Europe seems ready to act over Zimbabwe while the Commonwealth is cautious even on the central issue of reinforcing its own Harare principles.

Last month's Commonwealth summit was postponed in the wake of September 11. Peter Lyon, emeritus reader in Commonwealth history at London University's Institute of Commonwealth Studies, said: "Uncertainties about Zimbabwe will now continue to cause worries at least until presidential elections next March. In the eyes of many, the Commonwealth continues to appear weak in its dealings with Robert Mugabe."

A number of issues were expected to have been resolved at the Brisbane meeting, such as Fiji, Sierra Leone and Gambia. Pakistan's suspension from the Commonwealth would have been discussed, but the Afghanistan crisis has turned Pervez Musharraf's regime into an ally "for all his great and mounting domestic difficulties".

Dr Lyon said: "These problems have not been solved. Stories of massacres perpetrated in Nigeria by its army and others serve as dire reminders that this... is still a long way from constituting a civil society."

He felt that October's meeting should have gone ahead. "The postponement dealt severe financial and morale blows to many Commonwealth bodies. A March 2002 summit will raise questions about the credibility as well as the practicality of the contemporary Commonwealth."

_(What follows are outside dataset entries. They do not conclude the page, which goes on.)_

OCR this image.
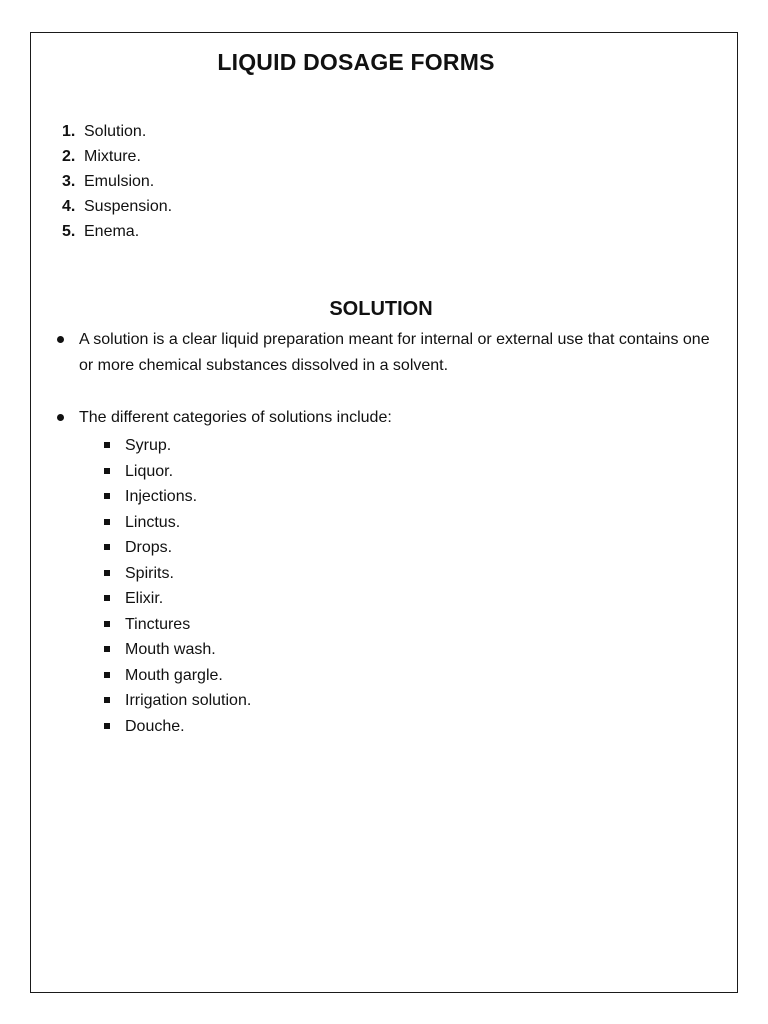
LIQUID DOSAGE FORMS
1. Solution.
2. Mixture.
3. Emulsion.
4. Suspension.
5. Enema.
SOLUTION
A solution is a clear liquid preparation meant for internal or external use that contains one or more chemical substances dissolved in a solvent.
The different categories of solutions include:
Syrup.
Liquor.
Injections.
Linctus.
Drops.
Spirits.
Elixir.
Tinctures
Mouth wash.
Mouth gargle.
Irrigation solution.
Douche.
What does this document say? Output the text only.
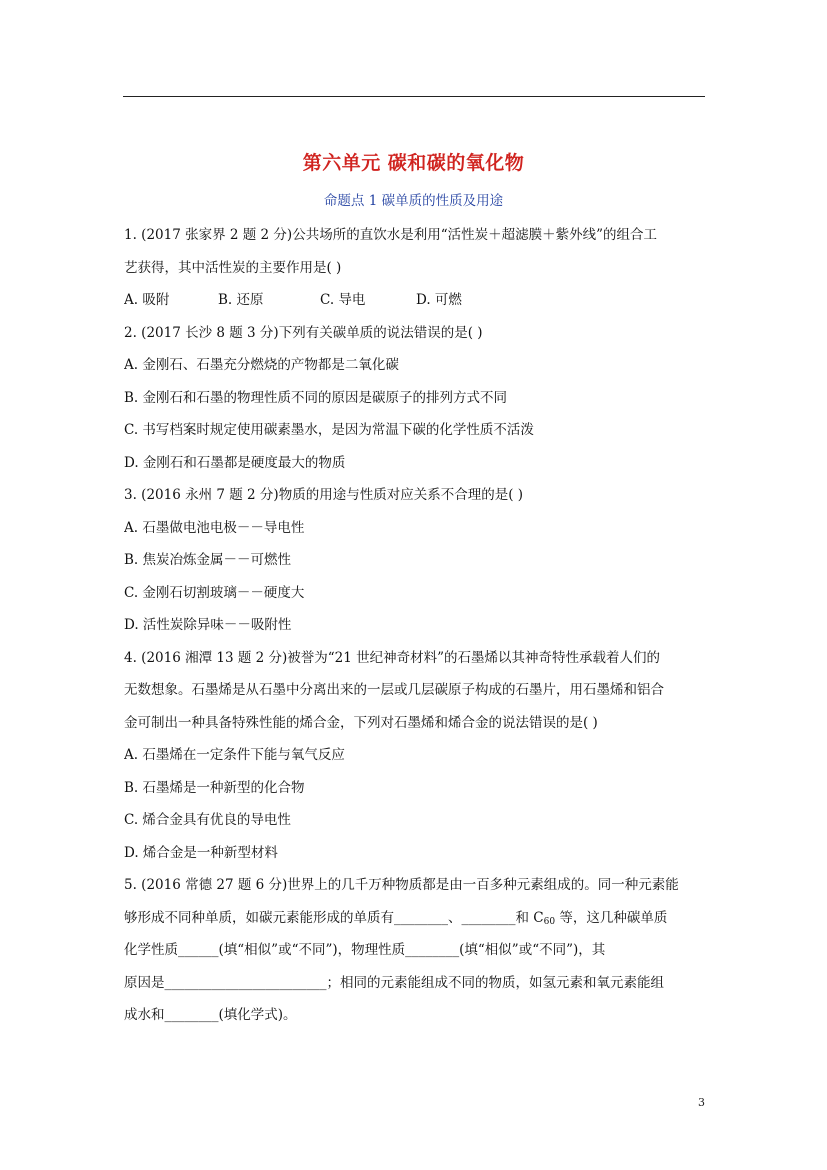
第六单元 碳和碳的氧化物
命题点 1 碳单质的性质及用途
1. (2017 张家界 2 题 2 分)公共场所的直饮水是利用“活性炭＋超滤膜＋紫外线”的组合工
艺获得，其中活性炭的主要作用是( )
A. 吸附	B. 还原	C. 导电	D. 可燃
2. (2017 长沙 8 题 3 分)下列有关碳单质的说法错误的是( )
A. 金刚石、石墨充分燃烧的产物都是二氧化碳
B. 金刚石和石墨的物理性质不同的原因是碳原子的排列方式不同
C. 书写档案时规定使用碳素墨水，是因为常温下碳的化学性质不活泼
D. 金刚石和石墨都是硬度最大的物质
3. (2016 永州 7 题 2 分)物质的用途与性质对应关系不合理的是( )
A. 石墨做电池电极－－导电性
B. 焦炭冶炼金属－－可燃性
C. 金刚石切割玻璃－－硬度大
D. 活性炭除异味－－吸附性
4. (2016 湘潭 13 题 2 分)被誉为“21 世纪神奇材料”的石墨烯以其神奇特性承载着人们的
无数想象。石墨烯是从石墨中分离出来的一层或几层碳原子构成的石墨片，用石墨烯和铝合
金可制出一种具备特殊性能的烯合金，下列对石墨烯和烯合金的说法错误的是( )
A. 石墨烯在一定条件下能与氧气反应
B. 石墨烯是一种新型的化合物
C. 烯合金具有优良的导电性
D. 烯合金是一种新型材料
5. (2016 常德 27 题 6 分)世界上的几千万种物质都是由一百多种元素组成的。同一种元素能
够形成不同种单质，如碳元素能形成的单质有________、________和 $C_{60}$ 等，这几种碳单质
化学性质______(填“相似”或“不同”)，物理性质________(填“相似”或“不同”)，其
原因是________________________；相同的元素能组成不同的物质，如氢元素和氧元素能组
成水和________(填化学式)。
3
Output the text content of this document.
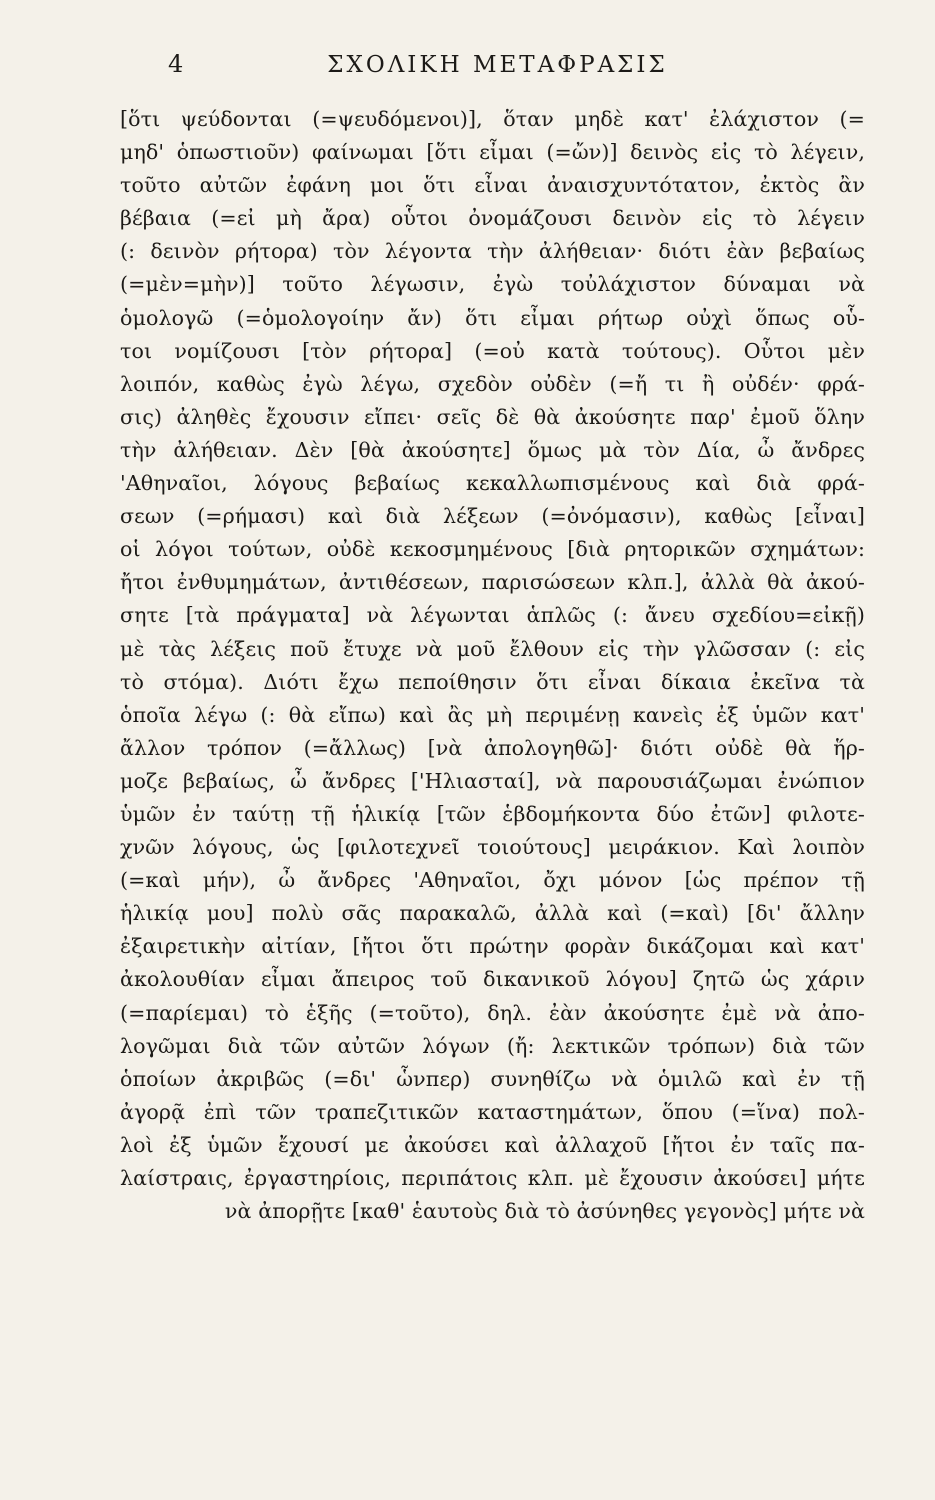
4	ΣΧΟΛΙΚΗ ΜΕΤΑΦΡΑΣΙΣ
[ὅτι ψεύδονται (=ψευδόμενοι)], ὅταν μηδὲ κατ' ἐλάχιστον (=
μηδ' ὁπωστιοῦν) φαίνωμαι [ὅτι εἶμαι (=ὤν)] δεινὸς εἰς τὸ λέγειν,
τοῦτο αὐτῶν ἐφάνη μοι ὅτι εἶναι ἀναισχυντότατον, ἐκτὸς ἂν
βέβαια (=εἰ μὴ ἄρα) οὗτοι ὀνομάζουσι δεινὸν εἰς τὸ λέγειν
(: δεινὸν ρήτορα) τὸν λέγοντα τὴν ἀλήθειαν· διότι ἐὰν βεβαίως
(=μὲν=μὴν)] τοῦτο λέγωσιν, ἐγὼ τοὐλάχιστον δύναμαι νὰ
ὁμολογῶ (=ὁμολογοίην ἄν) ὅτι εἶμαι ρήτωρ οὐχὶ ὅπως οὗ-
τοι νομίζουσι [τὸν ρήτορα] (=οὐ κατὰ τούτους). Οὗτοι μὲν
λοιπόν, καθὼς ἐγὼ λέγω, σχεδὸν οὐδὲν (=ἤ τι ἢ οὐδέν· φρά-
σις) ἀληθὲς ἔχουσιν εἴπει· σεῖς δὲ θὰ ἀκούσητε παρ' ἐμοῦ ὅλην
τὴν ἀλήθειαν. Δὲν [θὰ ἀκούσητε] ὅμως μὰ τὸν Δία, ὦ ἄνδρες
'Αθηναῖοι, λόγους βεβαίως κεκαλλωπισμένους καὶ διὰ φρά-
σεων (=ρήμασι) καὶ διὰ λέξεων (=ὀνόμασιν), καθὼς [εἶναι]
οἱ λόγοι τούτων, οὐδὲ κεκοσμημένους [διὰ ρητορικῶν σχημάτων:
ἤτοι ἐνθυμημάτων, ἀντιθέσεων, παρισώσεων κλπ.], ἀλλὰ θὰ ἀκού-
σητε [τὰ πράγματα] νὰ λέγωνται ἁπλῶς (: ἄνευ σχεδίου=εἰκῇ)
μὲ τὰς λέξεις ποῦ ἔτυχε νὰ μοῦ ἔλθουν εἰς τὴν γλῶσσαν (: εἰς
τὸ στόμα). Διότι ἔχω πεποίθησιν ὅτι εἶναι δίκαια ἐκεῖνα τὰ
ὁποῖα λέγω (: θὰ εἴπω) καὶ ἂς μὴ περιμένῃ κανεὶς ἐξ ὑμῶν κατ'
ἄλλον τρόπον (=ἄλλως) [νὰ ἀπολογηθῶ]· διότι οὐδὲ θὰ ἥρ-
μοζε βεβαίως, ὦ ἄνδρες ['Ηλιασταί], νὰ παρουσιάζωμαι ἐνώπιον
ὑμῶν ἐν ταύτῃ τῇ ἡλικίᾳ [τῶν ἑβδομήκοντα δύο ἐτῶν] φιλοτε-
χνῶν λόγους, ὡς [φιλοτεχνεῖ τοιούτους] μειράκιον. Καὶ λοιπὸν
(=καὶ μήν), ὦ ἄνδρες 'Αθηναῖοι, ὄχι μόνον [ὡς πρέπον τῇ
ἡλικίᾳ μου] πολὺ σᾶς παρακαλῶ, ἀλλὰ καὶ (=καὶ) [δι' ἄλλην
ἐξαιρετικὴν αἰτίαν, [ἤτοι ὅτι πρώτην φορὰν δικάζομαι καὶ κατ'
ἀκολουθίαν εἶμαι ἄπειρος τοῦ δικανικοῦ λόγου] ζητῶ ὡς χάριν
(=παρίεμαι) τὸ ἑξῆς (=τοῦτο), δηλ. ἐὰν ἀκούσητε ἐμὲ νὰ ἀπο-
λογῶμαι διὰ τῶν αὐτῶν λόγων (ἤ: λεκτικῶν τρόπων) διὰ τῶν
ὁποίων ἀκριβῶς (=δι' ὧνπερ) συνηθίζω νὰ ὁμιλῶ καὶ ἐν τῇ
ἀγορᾷ ἐπὶ τῶν τραπεζιτικῶν καταστημάτων, ὅπου (=ἵνα) πολ-
λοὶ ἐξ ὑμῶν ἔχουσί με ἀκούσει καὶ ἀλλαχοῦ [ἤτοι ἐν ταῖς πα-
λαίστραις, ἐργαστηρίοις, περιπάτοις κλπ. μὲ ἔχουσιν ἀκούσει] μήτε
νὰ ἀπορῇτε [καθ' ἑαυτοὺς διὰ τὸ ἀσύνηθες γεγονὸς] μήτε νὰ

The conference is now expected to take the truncated form of a retreat for heads of government at Coolum, a seaside resort outside Brisbane.

Dr Lyon predicted that Zimbabwe would remain high on the agenda. "The Abuja accord lessened some of the tensionI inherent in President Mugabe's land reallocation policy. But Zimbabwe will remain high on the Commonwealth's agenda of concern, to see whether its terms areI carried out."